If it’s a fledgling, leave it alone.
The bird is too big for the nest, but it hasn’t mastered flight yet—and chances are good that at least one parent bird has an eye on this little one. The baby bird needs time to flap its wings, gain strength, and figure out the mechanics of flight. Adult birds will watch out for it, bring it food, call out to it, listen for its response, and keep it protected. There’s no need for you to get involved.
If it’s featherless and too young to fly, it may need help.
Chances are a gust of wind dislodged the nestling, or a predator may have attacked the nest and knocked the bird to the ground. If you can see and reach the nest, pick up the baby bird and place it back in there. If you can’t see a nest nearby or if the nest is out of reach, leave the bird where it is; its parent may return for it.
The fact is that many birds lose a nestling or an entire brood during breeding season. This is just the way nature is, and it can be hard for kind birders to accept.

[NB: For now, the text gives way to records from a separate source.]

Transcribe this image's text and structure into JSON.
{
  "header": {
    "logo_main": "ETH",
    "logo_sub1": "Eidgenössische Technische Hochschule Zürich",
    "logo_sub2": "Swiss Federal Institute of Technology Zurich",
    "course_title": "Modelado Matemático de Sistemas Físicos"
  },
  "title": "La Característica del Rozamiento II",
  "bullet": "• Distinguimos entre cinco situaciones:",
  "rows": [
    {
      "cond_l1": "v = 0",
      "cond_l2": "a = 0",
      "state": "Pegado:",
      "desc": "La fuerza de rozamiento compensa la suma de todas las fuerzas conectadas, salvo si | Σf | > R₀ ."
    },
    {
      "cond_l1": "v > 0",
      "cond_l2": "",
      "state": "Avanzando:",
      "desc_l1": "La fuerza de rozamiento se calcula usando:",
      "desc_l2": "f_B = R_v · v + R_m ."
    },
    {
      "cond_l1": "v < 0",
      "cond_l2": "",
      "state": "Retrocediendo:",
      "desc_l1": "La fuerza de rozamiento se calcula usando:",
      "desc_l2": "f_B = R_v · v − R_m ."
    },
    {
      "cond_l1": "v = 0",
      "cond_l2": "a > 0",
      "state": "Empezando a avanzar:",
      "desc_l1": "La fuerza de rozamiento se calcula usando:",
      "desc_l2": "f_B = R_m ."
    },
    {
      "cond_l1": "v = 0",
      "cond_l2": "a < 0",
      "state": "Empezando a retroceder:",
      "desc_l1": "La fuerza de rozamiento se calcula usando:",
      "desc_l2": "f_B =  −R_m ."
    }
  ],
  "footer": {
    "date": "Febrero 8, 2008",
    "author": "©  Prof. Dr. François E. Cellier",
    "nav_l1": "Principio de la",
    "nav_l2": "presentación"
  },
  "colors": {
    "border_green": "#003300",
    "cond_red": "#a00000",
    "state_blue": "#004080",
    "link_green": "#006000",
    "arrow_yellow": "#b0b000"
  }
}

Some birds may benefit from the care of a licensed wildlife rehabilitator, a professional who is trained to work with infant birds and animals. A rehabilitator may be able to tell you in advance if he or she can help, or if you should leave the baby bird where you found it. Remember that these folks are volunteers, and that they may not have the capacity to take every injured or orphaned bird or respond to every phone call, especially during the busy breeding season.